Another phase II trial, which studied the use of single-agent carboplatin with concurrent radiotherapy showed 66 % complete remission and 98 % overall response rate. Fifty-three of 56 patients remained disease-free with a median survival over 25 months [12]. Despite the low enrolment, it appears that carboplatin, in combination with radiation therapy, can achieve similar outcomes to cisplatin with a more favorable side effect profile. Agarwala et al. performed a phase II trial in patients considered inoperable with advanced OPSCC treated patients with concurrent carboplatin, paclitaxel and radiation therapy. In these patients, the 5-year progression free survival was 36 % and the 5-year overall survival was 35 %. They concluded that this regimen was safe for OPSCC patients with advanced disease. Finally, another phase II study was performed by Chougule et al. also studied concurrent chemoradiotherapy with weekly paclitaxel and carboplatin in advanced head and neck cancers, and found good curative potential and lower rates of toxicity than with cisplatin.

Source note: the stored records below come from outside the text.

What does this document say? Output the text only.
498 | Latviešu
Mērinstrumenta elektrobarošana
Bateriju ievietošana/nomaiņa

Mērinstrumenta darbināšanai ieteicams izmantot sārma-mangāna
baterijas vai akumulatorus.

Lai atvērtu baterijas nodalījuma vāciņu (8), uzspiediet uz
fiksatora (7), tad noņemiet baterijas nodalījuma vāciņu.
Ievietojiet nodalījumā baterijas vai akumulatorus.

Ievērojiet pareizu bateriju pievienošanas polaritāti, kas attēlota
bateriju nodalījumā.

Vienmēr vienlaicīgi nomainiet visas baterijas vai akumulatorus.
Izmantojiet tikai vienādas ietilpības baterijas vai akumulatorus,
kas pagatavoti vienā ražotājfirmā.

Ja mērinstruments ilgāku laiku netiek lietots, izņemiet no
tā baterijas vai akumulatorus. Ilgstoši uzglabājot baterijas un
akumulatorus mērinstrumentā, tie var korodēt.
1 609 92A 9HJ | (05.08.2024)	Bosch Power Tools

The recognition of HPV-associated OPSCC represents an important advance in the field of head and neck cancers. It confers an important survival advantage compared to HPV-negative cancer. Unfortunately, this dataset was lacking a significant amount of p16 staining results as routine reporting of HPV-related OPSCC began in 2009 at our centre. For the purpose of this study, we have omitted a discussion of HPV as it relates to our outcomes, but are aware of the inherent confounding this introduces.

Conclusion

Survival outcomes for patients with stage III and IV non-metastatic OPSCC treated with concurrent carboplatin/paclitaxel and radiotherapy parallels protocols involving cisplatin, with a better side effect profile. A prospective study is needed to clarify the role of concurrent CRT with carboplatin and paclitaxel in this population.